Manuela Silva
Julho – Agosto 2017
O primeiro passo para uma ecoespiritualidade é refundar a nossa representação do Cosmos, restituindo-lhe a sua dimensão de mistério.
(Michel Maxime Egger)
Felizmente vai-se afirmando, nas esferas nacionais e supranacionais, a consciência da necessidade e da urgência de aprofundar e pôr em prática princípios e normas que promovam uma relação sustentável da Humanidade com o Planeta, “a nossa casa comum”, na expressão carregada de emoção e afecto de que fala o Papa Francisco. Ainda que travado por interesses menos respeitáveis, vai progredindo o reconhecimento de que a Terra é sujeito de direitos e de que a sustentabilidade da Vida é um valor primordial a preservar.
Importa, porém, ir mais além.
Esta temática, ainda que devendo estar presente em diferentes regiões do Globo e espaços sócioculturais distintos, tem redobrada actualidade no mundo ocidental de que fazemos parte.
Em primeiro lugar, devido ao nível de progresso económico alcançado e ao estilo de vida predominante nas nossas sociedades, o qual não favorece, antes esfuma, o contacto próximo e a comunhão com a natureza. Acresce que tal estilo de vida incentiva o consumismo desenfreado e a avidez do mais ter com o correspondente efeito predador sobre os recursos naturais; convive bem com o esbanjamento, o descartável e o desperdício; alimenta o desejo ao ter mais, mesmo que, para tanto, se tenha de renunciar a mais ser; esquece a dimensão relacional de cada ser humano, os limites da liberdade individual, o dever da responsabilidade e do cuidado pelo todo; ignora e menospreza a ética na condução dos negócios privados e na esfera pública.
Por outro lado, o sistema económico cada vez mais globalizado – assente na maximização do lucro, na competitividade agressiva e na aceleração permanente do crescimento económico – não só não garante a satisfação de necessidades básicas de largos estratos de população como gera desigualdades gritantes que, por sua vez, põem em risco a democracia e a coesão social e tem-se revelado ecologicamente insustentável.
A este propósito são oportunas as palavras de Michel Maxime Egger, no seu livro La terre comme soi-même:
Contrariamente àquilo que muitos nos querem fazer crer, nós não sairemos desta crise unicamente através de reformas político-económicas, cartas éticas, avanços tecnológicos e ecogestos no quotidiano. Por mais necessário que tudo isso seja, a ecologia exterior não basta, tem de ser completada por uma ecologia interior: uma ecoespiritualidade. Isto implica uma mudança de paradigma, a passagem de uma relação exterior a uma relação de comunhão com o Cosmos. A chave dessa passagem consiste numa metanoia pessoal que religue a transformação de si e a transformação do mundo, para, ao mesmo tempo, libertar o nosso ser e reencantar a natureza, descobrindo a sua dimensão sagrada.

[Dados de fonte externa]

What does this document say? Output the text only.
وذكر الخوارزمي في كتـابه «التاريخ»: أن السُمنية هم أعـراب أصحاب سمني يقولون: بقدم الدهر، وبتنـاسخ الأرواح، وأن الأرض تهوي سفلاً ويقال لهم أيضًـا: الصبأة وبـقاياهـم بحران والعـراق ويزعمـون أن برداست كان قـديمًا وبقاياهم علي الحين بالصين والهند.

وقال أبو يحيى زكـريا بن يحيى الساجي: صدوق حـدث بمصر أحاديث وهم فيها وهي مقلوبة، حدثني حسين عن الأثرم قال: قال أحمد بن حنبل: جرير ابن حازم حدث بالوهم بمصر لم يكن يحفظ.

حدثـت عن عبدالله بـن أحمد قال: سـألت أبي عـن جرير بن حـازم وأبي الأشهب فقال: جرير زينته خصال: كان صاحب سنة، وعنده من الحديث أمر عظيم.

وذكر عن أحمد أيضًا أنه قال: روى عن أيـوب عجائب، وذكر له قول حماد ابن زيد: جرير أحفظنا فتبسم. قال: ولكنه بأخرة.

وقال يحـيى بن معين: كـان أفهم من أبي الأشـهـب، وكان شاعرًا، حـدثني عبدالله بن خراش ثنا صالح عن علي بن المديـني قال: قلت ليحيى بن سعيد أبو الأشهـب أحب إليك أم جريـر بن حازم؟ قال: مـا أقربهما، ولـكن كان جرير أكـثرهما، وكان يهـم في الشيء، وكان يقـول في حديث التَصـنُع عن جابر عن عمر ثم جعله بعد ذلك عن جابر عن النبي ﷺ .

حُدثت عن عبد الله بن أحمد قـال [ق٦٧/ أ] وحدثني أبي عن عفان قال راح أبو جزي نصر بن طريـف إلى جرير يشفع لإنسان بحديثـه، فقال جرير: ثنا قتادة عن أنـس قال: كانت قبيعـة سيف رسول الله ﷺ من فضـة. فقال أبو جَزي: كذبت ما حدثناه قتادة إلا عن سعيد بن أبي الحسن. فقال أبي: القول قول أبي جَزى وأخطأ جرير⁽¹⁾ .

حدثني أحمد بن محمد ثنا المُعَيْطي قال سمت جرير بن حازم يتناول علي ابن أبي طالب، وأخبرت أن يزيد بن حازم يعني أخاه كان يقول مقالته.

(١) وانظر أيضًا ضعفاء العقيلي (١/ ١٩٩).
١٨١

O mesmo Autor, em outra passagem, reforça esta ideia:
(…) tendo um importante carácter colectivo e estrutural, a crise ecológica é igualmente pessoal. Tem a ver com as visões, estratégias e práticas dos grandes actores políticos e económicos, mas, também, com a nossa vida interior: o que fazemos do nosso ego, das nossas paixões e dos nossos desejos, o nível de profundidade ou de superficialidade em que vivemos e respiramos, a maneira, de consumo ou de comunhão, com que nos religamos à Natureza, aos outros e ao Totalmente Outro, qualquer que seja o nome que lhe damos segundo a nossa fé e a nossa cultura.
Publico este escrito em vésperas de um tempo que, para muitas pessoas do hemisfério norte, permite alternância em relação ao seu trabalho profissional, aos seus espaços de residência habitual e às suas rotinas quotidianas, por conseguinte com liberdade acrescida para dispor de tempo para pensar, conviver, criar, contemplar. É assim, no nosso País.
Deixo, por isso, o desafio de que levem, na vossa bagagem de férias, o propósito de uma revisão em profundidade da vossa relação com a Terra, a nossa casa comum, sem esquecer que isso implica uma generosa abertura ao mistério, ao silêncio, à contemplação e também disponibilidade de coração para consentir nas mudanças que se impõem no que respeita à visão que temos da Criação e ao modo como nos comportamos no Planeta em que habitamos.
Nos próximos meses de verão, no espaço de Betânia, procuraremos animar uma reflexão em redor do tema “Amar a Terra como a si mesmo”. Queremos, assim, contribuir para tornar desejada, possível e operativa uma ecoespiritualidade que esteja à altura dos desafios deste primeiro quartel do século XXI.